Information Theoretic Study of COVID-19 Genome
Round 1
Reviewer 1 Report
Comments and Suggestions for AuthorsThe author presents a study of COVID19 and attempts to identify the potential origin of COVID19 virus. I have the following comments.
1. While the overall topic is interesting, the topic has been in-depth analyzed previously many times. How does this work differ from better from previous similar work?
2. I suggest the author try to explain the information theory in a more lament language in the context of COVID19.
3. Why is the method chosen better than BLAST or Smith-Waterman alignment?
Author Response
Thank you for the careful review.
I have extended the information theoretic part by giving more insights about the performance of the joint complexity computation via suffix trees. The joint complexity processing is linear in the size of the database and is thus of much lower complexity than Smith-Waterman algorithm, the latter being quadratic. I have not drawn precise comparisons with BLAST algorithm because the latter is difficult to analyze since it involves a learning phase based on various heuristics. But I expect the processing cost at most similar with the difference that joint complexity is backed by information theory.
I have inserted additional references accordingly.
Reviewer 2 Report
Comments and Suggestions for AuthorsThis study presents an elegant analysis of Covid 19 genome's relationships with other relevant genomes from an "agnostic" information-theoretic perspective. The analysis is carried out via the relatively novel concepts of joint complexity and weak/strong matching. The analysis is rigorous and convincing.
My main concern with the study is two-fold: first, it reaches the conclusions that are not particularly controversial, yet the author positions them as something of a revelation. Second, and related --- the author does not present a comprehensive picture of the complementary analyses in the literature (phylogenetics, etc.). In general, it is difficult to understand how the author's analysis and results fit in the broader picture --- there are hundreds of papers on Covid 19 phylogenies alone, and yet the References section in the manuscript is downright anemic.

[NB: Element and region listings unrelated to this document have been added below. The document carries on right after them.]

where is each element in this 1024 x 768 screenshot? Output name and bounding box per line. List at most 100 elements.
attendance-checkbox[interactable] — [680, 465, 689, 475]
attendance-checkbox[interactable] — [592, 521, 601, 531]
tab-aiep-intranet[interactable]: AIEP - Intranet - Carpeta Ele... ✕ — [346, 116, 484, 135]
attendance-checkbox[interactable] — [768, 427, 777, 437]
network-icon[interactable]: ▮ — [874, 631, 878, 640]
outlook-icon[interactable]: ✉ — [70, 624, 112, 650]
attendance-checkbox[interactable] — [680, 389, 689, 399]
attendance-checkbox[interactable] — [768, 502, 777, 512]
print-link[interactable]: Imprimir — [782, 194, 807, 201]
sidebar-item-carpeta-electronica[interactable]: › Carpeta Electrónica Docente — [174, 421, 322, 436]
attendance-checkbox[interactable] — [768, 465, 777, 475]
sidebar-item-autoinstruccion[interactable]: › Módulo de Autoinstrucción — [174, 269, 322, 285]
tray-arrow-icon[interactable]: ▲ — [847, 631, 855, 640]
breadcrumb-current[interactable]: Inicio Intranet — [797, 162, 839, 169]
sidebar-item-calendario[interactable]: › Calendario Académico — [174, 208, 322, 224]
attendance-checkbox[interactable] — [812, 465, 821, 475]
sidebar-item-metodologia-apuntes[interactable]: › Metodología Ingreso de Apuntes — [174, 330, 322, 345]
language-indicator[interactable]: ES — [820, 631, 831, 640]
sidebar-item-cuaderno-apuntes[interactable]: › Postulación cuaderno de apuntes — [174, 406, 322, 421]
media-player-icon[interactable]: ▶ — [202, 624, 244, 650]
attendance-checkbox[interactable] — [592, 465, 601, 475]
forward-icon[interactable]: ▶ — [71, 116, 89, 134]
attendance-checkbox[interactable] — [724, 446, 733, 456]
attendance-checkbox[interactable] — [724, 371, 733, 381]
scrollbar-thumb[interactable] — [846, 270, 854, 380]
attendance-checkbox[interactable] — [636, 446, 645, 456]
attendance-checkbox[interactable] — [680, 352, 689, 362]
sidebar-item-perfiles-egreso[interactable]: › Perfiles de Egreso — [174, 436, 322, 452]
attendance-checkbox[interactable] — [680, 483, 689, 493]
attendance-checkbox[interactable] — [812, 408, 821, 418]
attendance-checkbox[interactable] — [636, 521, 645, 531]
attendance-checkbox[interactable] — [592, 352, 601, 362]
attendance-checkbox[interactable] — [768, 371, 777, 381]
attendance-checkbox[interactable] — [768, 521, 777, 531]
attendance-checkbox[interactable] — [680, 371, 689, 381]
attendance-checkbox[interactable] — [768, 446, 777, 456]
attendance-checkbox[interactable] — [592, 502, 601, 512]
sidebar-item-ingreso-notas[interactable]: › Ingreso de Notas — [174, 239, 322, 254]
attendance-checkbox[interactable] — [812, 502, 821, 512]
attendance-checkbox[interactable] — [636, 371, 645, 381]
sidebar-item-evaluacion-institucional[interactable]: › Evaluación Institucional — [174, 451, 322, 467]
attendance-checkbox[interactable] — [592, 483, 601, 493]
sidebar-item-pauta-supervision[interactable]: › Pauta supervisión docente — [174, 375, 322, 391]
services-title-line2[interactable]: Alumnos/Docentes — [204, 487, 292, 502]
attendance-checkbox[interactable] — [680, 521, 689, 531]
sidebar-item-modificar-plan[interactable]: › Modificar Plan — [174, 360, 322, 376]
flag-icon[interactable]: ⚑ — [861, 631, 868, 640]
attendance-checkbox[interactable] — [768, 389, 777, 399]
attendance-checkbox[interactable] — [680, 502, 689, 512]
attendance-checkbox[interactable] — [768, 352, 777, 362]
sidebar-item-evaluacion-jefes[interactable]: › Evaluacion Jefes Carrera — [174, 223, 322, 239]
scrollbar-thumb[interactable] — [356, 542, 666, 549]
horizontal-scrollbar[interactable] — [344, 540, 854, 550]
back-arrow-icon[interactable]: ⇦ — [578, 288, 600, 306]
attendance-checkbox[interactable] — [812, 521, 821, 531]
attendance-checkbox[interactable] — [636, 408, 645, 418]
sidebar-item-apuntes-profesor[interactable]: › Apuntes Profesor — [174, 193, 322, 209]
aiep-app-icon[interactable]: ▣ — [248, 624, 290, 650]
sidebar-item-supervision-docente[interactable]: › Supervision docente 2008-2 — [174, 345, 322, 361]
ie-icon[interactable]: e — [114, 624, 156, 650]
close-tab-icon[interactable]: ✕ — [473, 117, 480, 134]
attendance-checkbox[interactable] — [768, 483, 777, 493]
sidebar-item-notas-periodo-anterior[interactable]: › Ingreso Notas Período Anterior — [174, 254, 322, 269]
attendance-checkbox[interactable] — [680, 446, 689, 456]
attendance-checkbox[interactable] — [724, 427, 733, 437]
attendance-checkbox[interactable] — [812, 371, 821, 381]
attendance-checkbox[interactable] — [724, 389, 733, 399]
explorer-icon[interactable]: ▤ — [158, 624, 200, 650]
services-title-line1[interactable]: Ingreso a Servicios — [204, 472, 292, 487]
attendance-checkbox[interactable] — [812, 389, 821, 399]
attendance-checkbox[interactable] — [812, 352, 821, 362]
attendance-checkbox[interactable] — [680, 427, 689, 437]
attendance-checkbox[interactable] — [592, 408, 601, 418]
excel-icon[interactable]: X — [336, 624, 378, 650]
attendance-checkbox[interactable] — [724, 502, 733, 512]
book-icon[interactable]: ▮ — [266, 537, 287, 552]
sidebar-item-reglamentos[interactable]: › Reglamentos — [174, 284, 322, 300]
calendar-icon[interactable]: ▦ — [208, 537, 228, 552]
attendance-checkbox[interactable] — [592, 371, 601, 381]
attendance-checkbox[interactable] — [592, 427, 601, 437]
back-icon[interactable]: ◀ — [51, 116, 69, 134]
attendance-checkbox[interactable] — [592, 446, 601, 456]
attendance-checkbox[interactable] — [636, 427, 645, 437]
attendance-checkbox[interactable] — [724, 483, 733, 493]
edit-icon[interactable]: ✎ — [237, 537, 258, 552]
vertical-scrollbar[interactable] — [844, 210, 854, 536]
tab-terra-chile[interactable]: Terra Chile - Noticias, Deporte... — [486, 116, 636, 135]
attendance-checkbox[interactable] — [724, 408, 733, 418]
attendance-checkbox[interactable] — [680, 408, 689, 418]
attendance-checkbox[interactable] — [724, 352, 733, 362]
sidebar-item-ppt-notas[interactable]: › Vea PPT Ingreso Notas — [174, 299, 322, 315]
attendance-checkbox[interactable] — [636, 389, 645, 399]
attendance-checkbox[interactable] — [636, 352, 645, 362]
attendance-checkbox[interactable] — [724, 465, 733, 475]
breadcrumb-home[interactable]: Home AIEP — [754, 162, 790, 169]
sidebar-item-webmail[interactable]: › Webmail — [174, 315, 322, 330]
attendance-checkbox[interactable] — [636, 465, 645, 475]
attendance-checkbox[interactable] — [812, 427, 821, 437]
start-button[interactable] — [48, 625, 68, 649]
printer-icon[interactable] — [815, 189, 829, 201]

In this reviewer's opinion, the manuscript would benefit greatly from the much expanded Background and Conclusion sections. Taking an agnostic position ("we are not interested in the bio/medical aspects and clues, it's just pure information theory!") might be refreshing and potentially productive, but the results should be assessed in the general context to be of interest to the broad audience.
Minor: Reference missing in line 38
Author Response
Thank you for your careful review,
I acknowledge that the paper does not provide breaking new insights in the SARS-2 genetic analysis. My point was more on the use of pure information theoretical tools for the analysis of the genome. I have put more emphasis on the main novelty of the paper which is the application of the joint complexity as a fast and efficient tool to detect similarities and pattern matchings without learning phases and heuristics. In this revised version I have amplified the computational aspects of the joint complexity processing and tried to compare in theory and practice with the classic alignment tools.
More references are added.
Round 2
Reviewer 1 Report
Comments and Suggestions for AuthorsThe authors addressed my comments.
Reviewer 2 Report
Comments and Suggestions for AuthorsA moderately expanded context (including in Abstract and Introduction), absence of which was my major concern in the first review round, should be helpful in attracting the proper audience for this study. The paper is ready for publication now.